The camp's first session in 1996 was not as successful as the officers had hoped; the close relations that they established with the youngsters created problems with authority. "There was no strict line they knew not to cross," said Henderson. So the 1997 camp was "a much more disciplined, in-your-face kind of thing." Rules and regulations were drawn up and studied along with the consequences for breaking them; the creed postulating respect, honor, loyalty, and hope had to be memorized within the first week and recited daily. Participants were only allowed out of their homes to attend camp, their whereabouts being monitored around the clock by electronic devices strapped around their ankles.
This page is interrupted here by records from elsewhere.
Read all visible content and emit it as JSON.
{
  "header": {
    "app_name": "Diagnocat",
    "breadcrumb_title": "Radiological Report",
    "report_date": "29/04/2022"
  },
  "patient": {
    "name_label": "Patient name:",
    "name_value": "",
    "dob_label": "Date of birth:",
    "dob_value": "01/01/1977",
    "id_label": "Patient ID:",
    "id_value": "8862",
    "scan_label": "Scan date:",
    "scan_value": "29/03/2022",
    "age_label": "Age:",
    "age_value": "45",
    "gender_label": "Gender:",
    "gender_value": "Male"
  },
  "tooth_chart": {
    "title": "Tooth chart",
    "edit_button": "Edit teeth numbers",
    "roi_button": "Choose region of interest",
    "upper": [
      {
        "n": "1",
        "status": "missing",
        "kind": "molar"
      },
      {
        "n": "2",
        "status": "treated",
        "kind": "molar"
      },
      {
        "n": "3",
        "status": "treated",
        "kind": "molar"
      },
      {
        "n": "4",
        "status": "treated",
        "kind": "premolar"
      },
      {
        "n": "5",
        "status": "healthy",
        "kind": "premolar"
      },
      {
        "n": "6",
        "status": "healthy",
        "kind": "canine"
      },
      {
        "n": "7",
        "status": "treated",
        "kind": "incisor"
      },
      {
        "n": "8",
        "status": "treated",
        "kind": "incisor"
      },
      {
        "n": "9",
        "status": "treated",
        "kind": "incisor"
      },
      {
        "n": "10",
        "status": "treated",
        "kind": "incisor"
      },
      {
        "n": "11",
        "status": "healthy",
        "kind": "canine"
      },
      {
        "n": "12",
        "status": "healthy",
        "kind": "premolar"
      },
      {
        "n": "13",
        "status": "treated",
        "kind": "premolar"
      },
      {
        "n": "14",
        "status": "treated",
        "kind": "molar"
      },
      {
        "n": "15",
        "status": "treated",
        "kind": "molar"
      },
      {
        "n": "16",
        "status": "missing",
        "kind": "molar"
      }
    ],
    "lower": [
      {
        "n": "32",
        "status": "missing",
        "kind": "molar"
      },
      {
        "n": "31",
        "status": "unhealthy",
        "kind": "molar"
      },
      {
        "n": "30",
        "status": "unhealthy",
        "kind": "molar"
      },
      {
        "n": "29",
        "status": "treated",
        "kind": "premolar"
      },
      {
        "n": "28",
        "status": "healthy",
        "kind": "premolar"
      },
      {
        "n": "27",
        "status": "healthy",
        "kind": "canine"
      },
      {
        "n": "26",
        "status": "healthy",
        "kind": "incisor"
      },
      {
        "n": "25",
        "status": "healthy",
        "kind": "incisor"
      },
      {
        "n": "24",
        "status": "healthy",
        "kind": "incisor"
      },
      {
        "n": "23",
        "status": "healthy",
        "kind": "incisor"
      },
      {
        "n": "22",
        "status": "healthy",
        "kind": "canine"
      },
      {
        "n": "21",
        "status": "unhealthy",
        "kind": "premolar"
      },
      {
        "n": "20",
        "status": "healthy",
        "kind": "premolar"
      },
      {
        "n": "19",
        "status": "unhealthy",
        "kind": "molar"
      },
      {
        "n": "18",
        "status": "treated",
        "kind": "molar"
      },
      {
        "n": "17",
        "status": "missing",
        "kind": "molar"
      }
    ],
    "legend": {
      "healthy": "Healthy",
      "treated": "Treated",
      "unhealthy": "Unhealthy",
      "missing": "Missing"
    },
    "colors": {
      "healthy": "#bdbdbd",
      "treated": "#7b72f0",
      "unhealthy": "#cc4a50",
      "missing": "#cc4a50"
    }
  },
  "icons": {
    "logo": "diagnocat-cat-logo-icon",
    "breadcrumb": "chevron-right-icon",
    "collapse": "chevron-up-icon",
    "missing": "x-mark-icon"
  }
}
They were awoken daily at 7 a.m. and were expected to be at the probation office 45 minutes later. For 90 minutes they did calisthenics and jogged three to eight miles. The staff of three men and two women accompanied them throughout their drills. Team-building exercises followed. Returning to the classroom, they discussed newspaper articles&emdash;preferably on topics they could identify with and relate to&emdash;read aloud by group members. They were instructed in grammar and writing, black history, sex education, drug and alcohol education, and life skills. Each Friday they performed community service, either at the Senior Community Center in Chester, where they prepared and served meals and cleaned, or out in the streets of the town picking up trash or cleaning the municipal buildings. Points were assigned daily for positive or negative behavior; at the end of each week, the points were added up, and armbands of various colors were distributed. Red, black, and green designated various levels of achievement, and one of each was required to graduate. The campers were serious about earning their armbands; when on one occasion two of them lost their bands because of bad behavior, Henderson says, "It was like the end of the world for them. They had earned something, and we took it away. They saw it as something worthwhile." At boot camp's end, eight graduated; two were placed in rehab facilities after repeatedly breaking the rules. Some are in school, others are working, and three of the original group reoffended.

As an after-care officer who supervizes the young felons when they come out of placement, Henderson has seen juveniles come out of an intensely structured environment only to be thrown back into a living situation that has very little structure. And as a probation officer seeing the youngsters three times a week for a few minutes at a time, he knows that this is by no means sufficient for him to effect a change or reinforce what has been instilled during the period of placement. He believes that the boot camp gives the juveniles an opportunity to change for the better within their community and so is more likely to have a lasting effect on their behavior. "With placement," he says, "they feel the only place they can change is outside the community; this [the camp experience] gives them energy when they see that change can occur on their own turf."